Reputation: 45
I'm following a Udemy course on learning BS4 and it seems to be a bit outdated so I'm having trouble with this part.
The objective is to scrape the price of this TV from this amazon page, and in the course the instructor also gets this error and says he fixes it by changing the class name he's searching for via findAll. I tried the same thing (meaning different class not the same one he used) and was met again with the attribute error.

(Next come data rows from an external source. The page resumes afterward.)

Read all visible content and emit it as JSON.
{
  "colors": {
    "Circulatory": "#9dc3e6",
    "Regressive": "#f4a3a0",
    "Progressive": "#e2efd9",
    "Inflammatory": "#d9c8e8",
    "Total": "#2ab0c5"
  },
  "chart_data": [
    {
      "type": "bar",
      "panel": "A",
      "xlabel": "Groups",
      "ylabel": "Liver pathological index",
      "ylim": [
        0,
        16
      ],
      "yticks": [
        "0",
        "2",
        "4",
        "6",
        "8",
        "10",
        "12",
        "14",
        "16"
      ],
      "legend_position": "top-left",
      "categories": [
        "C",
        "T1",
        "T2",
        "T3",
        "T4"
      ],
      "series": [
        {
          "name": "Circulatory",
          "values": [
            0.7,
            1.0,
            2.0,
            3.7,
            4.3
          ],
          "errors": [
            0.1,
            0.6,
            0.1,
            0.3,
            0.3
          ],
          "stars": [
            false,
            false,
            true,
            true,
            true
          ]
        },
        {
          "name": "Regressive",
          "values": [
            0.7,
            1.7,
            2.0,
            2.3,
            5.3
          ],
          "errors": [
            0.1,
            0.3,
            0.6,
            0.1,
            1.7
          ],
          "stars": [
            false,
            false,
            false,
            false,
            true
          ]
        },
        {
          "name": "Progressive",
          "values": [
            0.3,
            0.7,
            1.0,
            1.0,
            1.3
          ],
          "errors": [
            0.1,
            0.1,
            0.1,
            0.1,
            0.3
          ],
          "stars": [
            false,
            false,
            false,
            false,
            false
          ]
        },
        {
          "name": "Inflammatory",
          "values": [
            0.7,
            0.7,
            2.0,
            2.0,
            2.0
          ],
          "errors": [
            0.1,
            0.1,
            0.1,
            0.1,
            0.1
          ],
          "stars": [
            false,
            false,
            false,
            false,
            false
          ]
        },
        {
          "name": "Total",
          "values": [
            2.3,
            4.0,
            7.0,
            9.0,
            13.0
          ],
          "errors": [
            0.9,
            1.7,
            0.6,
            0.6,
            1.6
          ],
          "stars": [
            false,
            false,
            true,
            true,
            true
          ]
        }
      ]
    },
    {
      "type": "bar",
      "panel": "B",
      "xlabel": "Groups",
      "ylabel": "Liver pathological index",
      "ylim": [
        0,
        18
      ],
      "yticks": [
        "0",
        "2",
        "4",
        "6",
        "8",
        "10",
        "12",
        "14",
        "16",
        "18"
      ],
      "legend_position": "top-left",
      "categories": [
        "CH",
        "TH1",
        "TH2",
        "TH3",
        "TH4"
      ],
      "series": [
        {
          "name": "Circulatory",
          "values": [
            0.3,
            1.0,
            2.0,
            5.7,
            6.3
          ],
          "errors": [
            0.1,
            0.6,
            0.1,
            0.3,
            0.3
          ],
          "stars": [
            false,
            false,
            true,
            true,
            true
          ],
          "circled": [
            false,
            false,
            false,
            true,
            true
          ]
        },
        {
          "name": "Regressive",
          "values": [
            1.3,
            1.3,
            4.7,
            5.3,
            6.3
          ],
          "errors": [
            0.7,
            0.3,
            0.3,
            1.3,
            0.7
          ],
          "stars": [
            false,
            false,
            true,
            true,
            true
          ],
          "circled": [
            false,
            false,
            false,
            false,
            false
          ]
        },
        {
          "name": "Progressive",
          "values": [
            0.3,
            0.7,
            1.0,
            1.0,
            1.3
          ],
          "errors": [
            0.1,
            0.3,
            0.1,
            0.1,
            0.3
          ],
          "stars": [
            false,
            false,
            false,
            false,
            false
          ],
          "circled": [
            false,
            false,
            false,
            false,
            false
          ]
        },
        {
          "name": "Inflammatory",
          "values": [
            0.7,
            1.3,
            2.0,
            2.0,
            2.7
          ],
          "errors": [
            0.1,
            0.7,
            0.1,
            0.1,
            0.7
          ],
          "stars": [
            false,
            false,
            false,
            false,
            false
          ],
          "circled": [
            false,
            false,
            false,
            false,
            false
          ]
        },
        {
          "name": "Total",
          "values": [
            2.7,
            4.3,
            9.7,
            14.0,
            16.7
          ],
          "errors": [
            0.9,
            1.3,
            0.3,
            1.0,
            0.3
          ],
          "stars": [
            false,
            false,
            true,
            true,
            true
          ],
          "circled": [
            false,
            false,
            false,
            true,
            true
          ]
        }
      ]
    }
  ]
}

According to the answer for a similar issue, the class being searched for didn't contain what was being looked for, but I don't believe the same is happening to me.
The code: https://pastebin.com/SMQBXt31 `
from datetime import datetime
import requests
import csv
import bs4
USER_AGENT = "Mozilla/5.0 (Macintosh; Intel Mac OS X 10_15_7) AppleWebKit/605.1.15 (KHTML, like Gecko) Version/15.3 Safari/605.1.15"
REQUEST_HEADER = {
"User-Agent": USER_AGENT,
"Accept-Language": "en-US, en;q=0.5"
}
def get_page_html(url):
res = requests.get(url=url, headers=REQUEST_HEADER) #res = response
return res.content
def get_product_price(soup):
main_price_span = soup.find("span", attrs={
"class": "a-price aok-align-center reinventPricePriceToPayPadding priceToPay"
})
price_spans = main_price_span.findAll("span")
for span in price_spans:
price = span.text.strip().replace("$", "").replace(",", "")
print(price)
def extract_product_info(url):
product_info = {}
print(f"Scraping URL: {url}")
html = get_page_html(url)
soup = bs4.BeautifulSoup(html, "lxml")
product_info["price"] = get_product_price(soup)
if __name__ == '__main__':
with open("amazon_products_urls.csv", newline="") as csvfile:
reader = csv.reader(csvfile, delimiter=",")
for row in reader:
url = row[0]
print(extract_product_info(url))
`
Upvotes: 0
Views: 44
Reputation: 16187
There are lot of spans
from that you have to select only the price span class correctly which are located in [class="a-size-mini olpWrapper"]
price_spans = main_price_span.find_all("span",class_="a-size-mini olpWrapper")
for span in price_spans:
price = span.text.strip().replace("$", "").replace(",", "")
print(price)
#OR
price_spans =[x.get_text(strip=True).replace("$", "") for x in main_price_span.find("span",class_="a-size-mini olpWrapper")]
Upvotes: 1